Prime Minister’s Brother Speaks About Israeli Politics
Yossi Olmert, a top Middle East scholar and brother of current Israeli Prime Minister Ehud Olmert, discussed the implications of Israel’s new government, the Hamas leadership in Palestinian territories, the Iranian threat and the Middle East on May 17.
The event, sponsored by the UC Irvine political science department and the Center for Global Peace and Conflict Studies, took place the same week as the Muslim Student Union’s ‘Holocaust in the Holy Land’ events.
Olmert, who holds a Ph.D. from the London School of Economics in Middle East history, spoke about the desire of Israel to move away from conflict to a more peaceful existence.
‘Elections [in Israel] reflected an interesting development. For the first time we have a new political party that is trying to resolve issues from the center,’ Olmert said, referring to Israel’s new Kadima party, a Hebrew word meaning ‘forward.’
Olmert acknowledged that Israel has been placed in a precarious situation in which peace talks have been halted because of Hamas’ refusal to recognize the right of Israel to exist.
‘Hamas is a terror group,’ Olmert said. ‘We don’t care whether they call themselves democratic or not. The point is that they call for the destruction of Israel. … They have taken pride in over 60 successful suicide bombings.’
According to Olmert, crime will not go unpunished and suicide bombing is a crime.
‘It is a crime to take pride [in bombings]. … Nobody in Israel would like to be democratically killed,’ Olmert said, citing the numbers of people killed in terrorist attacks. ‘One thousand one hundred people [is] like 40,000 in American terms.’
Olmert suggested that Palestinians need to overcome their fundamentalist government. Olmert called the unstable Palestinian situation in Gaza ‘a tragedy’ because Hamas has overpowered the territories turned over to Palestinians in August.
‘What is happening in Gaza today?’ Olmert asked. ‘Attack on Israel.’
Olmert also discussed the rejected offer of peace Ehud Barak made to Palestinians, an offer that would have ceded 97 percent of the disputed territories.
Olmert suggested the right of the Palestinian people to take back millions of United Nations funds stolen by the late Palestine Liberation Organization leader Yasser Arafat.
‘The state of Palestine could be established, should be established, [but] would not be established if it’s a terrorist nation,’ Olmert said. ‘[Furthermore], we don’t want to stop [Palestinians] from traveling freely. But if crossings are used to infiltrate suicide bombings, we have no choice.’
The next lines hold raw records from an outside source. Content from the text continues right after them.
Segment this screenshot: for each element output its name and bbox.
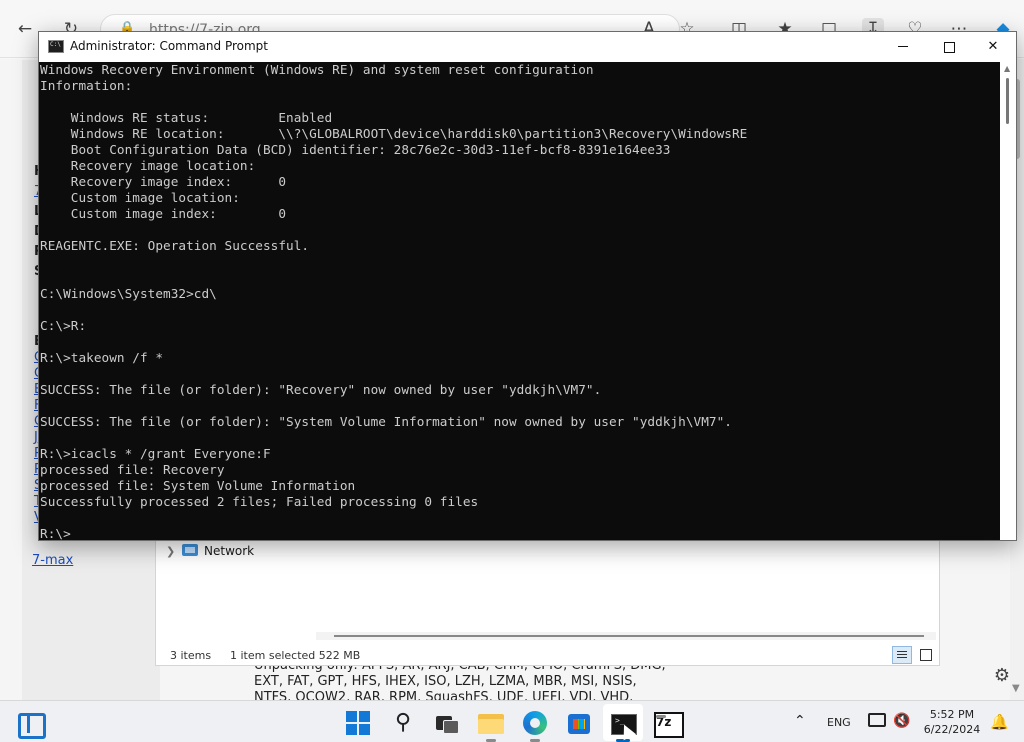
command-prompt-window[interactable]: Administrator: Command Prompt ✕ Windows … <box>38 31 1017 541</box>
cmd-app-icon[interactable] <box>48 40 64 53</box>
console-line: SUCCESS: The file (or folder): "System V… <box>40 414 732 429</box>
console-line: Recovery image index: 0 <box>40 174 287 189</box>
status-selection: 1 item selected 522 MB <box>230 649 361 662</box>
taskbar: ⚲ 7z ⌃ ENG 🔇 5:52 PM 6/22/2024 🔔 <box>0 700 1024 742</box>
gear-icon[interactable]: ⚙ <box>990 665 1014 689</box>
console-line: Successfully processed 2 files; Failed p… <box>40 494 479 509</box>
task-view-icon[interactable] <box>431 707 463 739</box>
file-explorer-icon[interactable] <box>475 707 507 742</box>
display-icon[interactable] <box>868 713 886 727</box>
cmd-titlebar[interactable]: Administrator: Command Prompt ✕ <box>39 32 1016 62</box>
console-prompt-line[interactable]: R:\> <box>40 526 1000 540</box>
console-scrollbar[interactable]: ▲ <box>1000 62 1016 540</box>
back-arrow-icon[interactable]: ← <box>14 18 36 40</box>
console-line: processed file: System Volume Informatio… <box>40 478 356 493</box>
link-7max[interactable]: 7-max <box>32 553 73 568</box>
console-line: REAGENTC.EXE: Operation Successful. <box>40 238 310 253</box>
chevron-up-icon[interactable]: ⌃ <box>794 713 806 729</box>
horizontal-scrollbar-thumb[interactable] <box>334 635 924 637</box>
console-line: Boot Configuration Data (BCD) identifier… <box>40 142 671 157</box>
status-item-count: 3 items <box>170 649 212 662</box>
widgets-icon[interactable] <box>14 707 46 739</box>
minimize-button[interactable] <box>880 32 926 62</box>
console-line: Windows RE location: \\?\GLOBALROOT\devi… <box>40 126 748 141</box>
console-line: Windows RE status: Enabled <box>40 110 333 125</box>
formats-line: EXT, FAT, GPT, HFS, IHEX, ISO, LZH, LZMA… <box>254 674 637 689</box>
network-status-icon[interactable]: 🔇 <box>893 713 910 729</box>
status-bar: 3 items 1 item selected 522 MB <box>156 644 941 666</box>
edge-browser-icon[interactable] <box>519 707 551 742</box>
file-explorer-window: ❯ Network 3 items 1 item selected 522 MB <box>155 540 940 666</box>
windows-start-icon[interactable] <box>342 707 374 739</box>
console-line: C:\>R: <box>40 318 87 333</box>
clock[interactable]: 5:52 PM 6/22/2024 <box>912 707 992 737</box>
microsoft-store-icon[interactable] <box>563 707 595 739</box>
7zip-icon[interactable]: 7z <box>651 707 684 739</box>
clock-date: 6/22/2024 <box>923 723 981 736</box>
chevron-right-icon[interactable]: ❯ <box>166 545 182 558</box>
large-icons-view-button[interactable] <box>916 646 936 664</box>
console-line: processed file: Recovery <box>40 462 225 477</box>
console-line: SUCCESS: The file (or folder): "Recovery… <box>40 382 602 397</box>
console-line: Information: <box>40 78 133 93</box>
network-icon <box>182 544 198 556</box>
console-scrollbar-thumb[interactable] <box>1006 78 1009 124</box>
console-line: C:\Windows\System32>cd\ <box>40 286 217 301</box>
console-output[interactable]: Windows Recovery Environment (Windows RE… <box>39 62 1000 540</box>
console-line: R:\>takeown /f * <box>40 350 164 365</box>
clock-time: 5:52 PM <box>929 708 975 721</box>
window-title: Administrator: Command Prompt <box>70 39 268 53</box>
horizontal-scrollbar[interactable] <box>316 632 936 640</box>
maximize-button[interactable] <box>926 32 972 62</box>
details-view-button[interactable] <box>892 646 912 664</box>
search-icon[interactable]: ⚲ <box>387 707 419 739</box>
scroll-up-icon[interactable]: ▲ <box>1004 64 1010 73</box>
notification-icon[interactable]: 🔔 <box>990 713 1009 731</box>
nav-item-label: Network <box>204 544 255 558</box>
console-line: Recovery image location: <box>40 158 256 173</box>
console-line: Custom image index: 0 <box>40 206 287 221</box>
console-line: Custom image location: <box>40 190 240 205</box>
input-language[interactable]: ENG <box>827 716 851 729</box>
nav-item-network[interactable]: ❯ Network <box>166 544 254 564</box>
console-line: R:\>icacls * /grant Everyone:F <box>40 446 271 461</box>
close-button[interactable]: ✕ <box>970 32 1016 62</box>
console-line: Windows Recovery Environment (Windows RE… <box>40 62 594 77</box>
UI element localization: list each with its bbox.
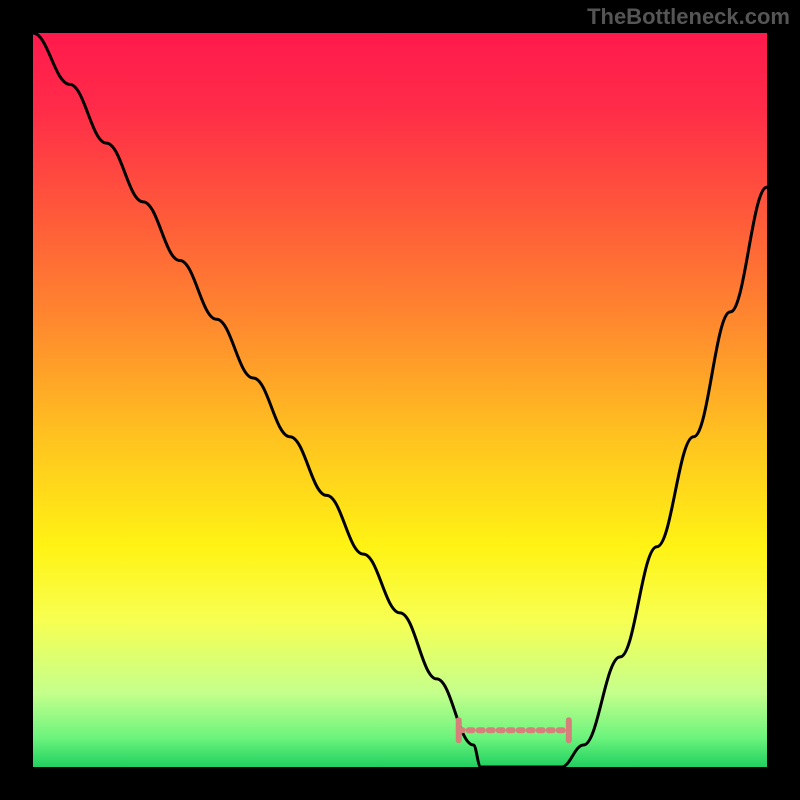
watermark-label: TheBottleneck.com [587, 4, 790, 30]
chart-background [33, 33, 767, 767]
bottleneck-chart [0, 0, 800, 800]
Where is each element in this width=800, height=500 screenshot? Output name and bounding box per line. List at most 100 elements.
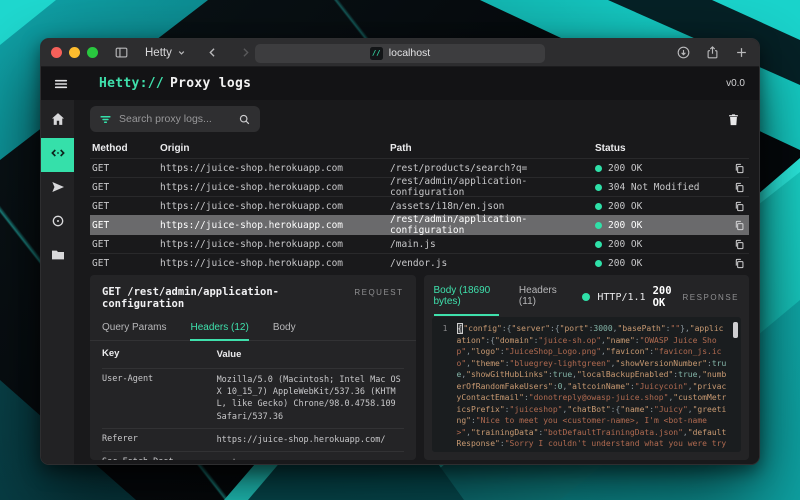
- status-ok-dot: [595, 184, 602, 191]
- address-bar[interactable]: // localhost: [255, 44, 545, 63]
- header-row: Referer https://juice-shop.herokuapp.com…: [102, 428, 404, 451]
- table-row[interactable]: GET https://juice-shop.herokuapp.com /ve…: [90, 253, 749, 272]
- sidebar-toggle-icon[interactable]: [114, 45, 129, 60]
- cell-origin: https://juice-shop.herokuapp.com: [160, 220, 390, 231]
- cell-origin: https://juice-shop.herokuapp.com: [160, 258, 390, 269]
- tab-response-headers[interactable]: Headers (11): [519, 285, 562, 315]
- column-method: Method: [90, 143, 160, 154]
- cell-status: 200 OK: [595, 220, 723, 231]
- target-icon: [50, 213, 66, 234]
- status-text: 200 OK: [608, 258, 642, 269]
- cell-method: GET: [90, 239, 160, 250]
- cell-status: 200 OK: [595, 201, 723, 212]
- back-icon[interactable]: [205, 45, 220, 60]
- header-key: Referer: [102, 434, 217, 446]
- sidebar-item-scope[interactable]: [41, 206, 74, 240]
- search-input[interactable]: [119, 113, 231, 125]
- search-icon[interactable]: [238, 113, 251, 126]
- log-table-body: GET https://juice-shop.herokuapp.com /re…: [90, 158, 749, 272]
- status-text: 200 OK: [608, 220, 642, 231]
- header-value: Mozilla/5.0 (Macintosh; Intel Mac OS X 1…: [217, 374, 404, 423]
- table-row[interactable]: GET https://juice-shop.herokuapp.com /re…: [90, 158, 749, 177]
- forward-icon[interactable]: [238, 45, 253, 60]
- response-body-code[interactable]: {"config":{"server":{"port":3000,"basePa…: [454, 317, 742, 452]
- share-icon[interactable]: [705, 45, 720, 60]
- table-row[interactable]: GET https://juice-shop.herokuapp.com /re…: [90, 177, 749, 196]
- clear-logs-icon[interactable]: [726, 112, 741, 127]
- app-body: Method Origin Path Status GET https://ju…: [41, 100, 759, 465]
- sidebar-item-projects[interactable]: [41, 240, 74, 274]
- cell-method: GET: [90, 258, 160, 269]
- detail-panels: GET /rest/admin/application-configuratio…: [90, 275, 749, 465]
- menu-icon[interactable]: [53, 76, 69, 92]
- tab-request-body[interactable]: Body: [273, 322, 296, 340]
- tab-response-body[interactable]: Body (18690 bytes): [434, 285, 499, 315]
- request-headers-table: Key Value User-Agent Mozilla/5.0 (Macint…: [90, 341, 416, 460]
- cell-method: GET: [90, 220, 160, 231]
- close-window-button[interactable]: [51, 47, 62, 58]
- status-ok-dot: [595, 165, 602, 172]
- sidebar-item-home[interactable]: [41, 104, 74, 138]
- browser-app-menu[interactable]: Hetty: [145, 47, 187, 59]
- chevron-down-icon: [176, 47, 187, 58]
- sidebar-item-sender[interactable]: [41, 172, 74, 206]
- status-text: 304 Not Modified: [608, 182, 700, 193]
- zoom-window-button[interactable]: [87, 47, 98, 58]
- logs-toolbar: [90, 100, 749, 138]
- column-value: Value: [217, 348, 404, 362]
- proxy-log-table: Method Origin Path Status GET https://ju…: [90, 138, 749, 272]
- tab-request-headers[interactable]: Headers (12): [190, 322, 248, 340]
- sidebar: [41, 100, 74, 465]
- home-icon: [50, 111, 66, 132]
- scrollbar-thumb[interactable]: [733, 322, 738, 338]
- header-value: https://juice-shop.herokuapp.com/: [217, 434, 404, 446]
- status-ok-dot: [582, 293, 590, 301]
- response-body-viewer: 1 {"config":{"server":{"port":3000,"base…: [432, 317, 742, 452]
- copy-icon[interactable]: [734, 258, 745, 269]
- new-tab-icon[interactable]: [734, 45, 749, 60]
- cell-status: 200 OK: [595, 258, 723, 269]
- cell-origin: https://juice-shop.herokuapp.com: [160, 182, 390, 193]
- cell-origin: https://juice-shop.herokuapp.com: [160, 163, 390, 174]
- brand-label: Hetty://: [99, 76, 164, 91]
- window-controls: [51, 47, 98, 58]
- address-bar-url: localhost: [389, 47, 430, 59]
- search-box[interactable]: [90, 106, 260, 132]
- tab-query-params[interactable]: Query Params: [102, 322, 166, 340]
- column-key: Key: [102, 348, 217, 362]
- table-row[interactable]: GET https://juice-shop.herokuapp.com /as…: [90, 196, 749, 215]
- send-icon: [50, 179, 66, 200]
- downloads-icon[interactable]: [676, 45, 691, 60]
- status-ok-dot: [595, 260, 602, 267]
- browser-app-menu-label: Hetty: [145, 47, 172, 59]
- request-tabs: Query Params Headers (12) Body: [90, 310, 416, 341]
- copy-icon[interactable]: [734, 182, 745, 193]
- status-text: 200 OK: [608, 201, 642, 212]
- column-status: Status: [595, 143, 723, 154]
- cell-method: GET: [90, 163, 160, 174]
- copy-icon[interactable]: [734, 220, 745, 231]
- response-tabs: Body (18690 bytes) Headers (11) HTTP/1.1…: [424, 275, 750, 315]
- cell-status: 304 Not Modified: [595, 182, 723, 193]
- cell-origin: https://juice-shop.herokuapp.com: [160, 239, 390, 250]
- titlebar-actions: [676, 45, 749, 60]
- request-title-row: GET /rest/admin/application-configuratio…: [90, 275, 416, 310]
- cell-status: 200 OK: [595, 239, 723, 250]
- copy-icon[interactable]: [734, 239, 745, 250]
- response-status: HTTP/1.1 200 OK RESPONSE: [582, 285, 739, 315]
- table-row[interactable]: GET https://juice-shop.herokuapp.com /ma…: [90, 234, 749, 253]
- copy-icon[interactable]: [734, 201, 745, 212]
- copy-icon[interactable]: [734, 163, 745, 174]
- status-ok-dot: [595, 203, 602, 210]
- sidebar-item-proxy-logs[interactable]: [41, 138, 74, 172]
- site-favicon: //: [370, 47, 383, 60]
- browser-titlebar: Hetty // localhost: [41, 39, 759, 67]
- cell-origin: https://juice-shop.herokuapp.com: [160, 201, 390, 212]
- response-protocol: HTTP/1.1: [597, 292, 645, 303]
- minimize-window-button[interactable]: [69, 47, 80, 58]
- table-row[interactable]: GET https://juice-shop.herokuapp.com /re…: [90, 215, 749, 234]
- status-ok-dot: [595, 241, 602, 248]
- version-label: v0.0: [726, 78, 745, 89]
- filter-icon: [99, 113, 112, 126]
- status-ok-dot: [595, 222, 602, 229]
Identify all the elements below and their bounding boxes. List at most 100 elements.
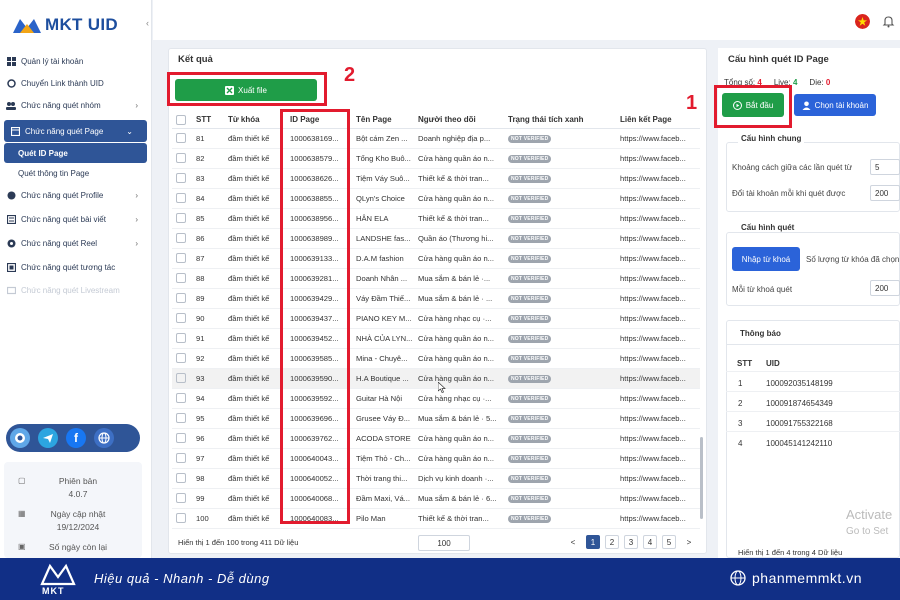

‘Our patience is not unlimited,’ Olmert continued. ‘We are not a bunch of idiots in Israel. We will not discuss our own destruction with terrorists. We refuse to be victims, hostages of the status quo. If there is no other party to talk to, if the other side refuses to talk, we will move on.’
Issues relating to Iran were also discussed.
‘The president of Iran says he wants to destroy Israel, so we believe it … [but] Iran will not possess the atomic bomb to destroy Israel,’ Olmert said. ‘There is no reason for Iran to be the enemy of Israel. Israel has never issued a threat.’
Olmert mentioned the peace Israel has with various Islamic nations around the world.
‘There is a war between radical Muslim fundamentalists, not Jews and Muslims,’ Olmert said. ‘The blame game can’t continue. It takes us to more tragedy, more destruction.’
During a half-hour Q-and-A segment, several Muslims opposed Olmert, suggesting that the Iranian president is not a threat and that Iran has the right to nuclear weapons, like all countries. They also emphasized their belief that Israel is an apartheid state.
Some Muslim Student Union members said that they do not ‘support the presence of Dr. Olmert at UC Irvine’ and left the classroom.
They were not available to comment after the event.
Olmert was not offended by MSU’s evident opposition to his speech.
‘If everyone likes you, that’s a cause for concern,’ Olmert said.
Other students found the event informative. Alex Chazen, a second-year political science major and the president of Anteaters for Israel and Hillel, the Jewish student union, thought that Olmert was very interesting.
‘I think he discussed the situation diplomatically and in a sensitive manner. He was very informative and I am glad I had the opportunity to hear him speak,’ Chazen said.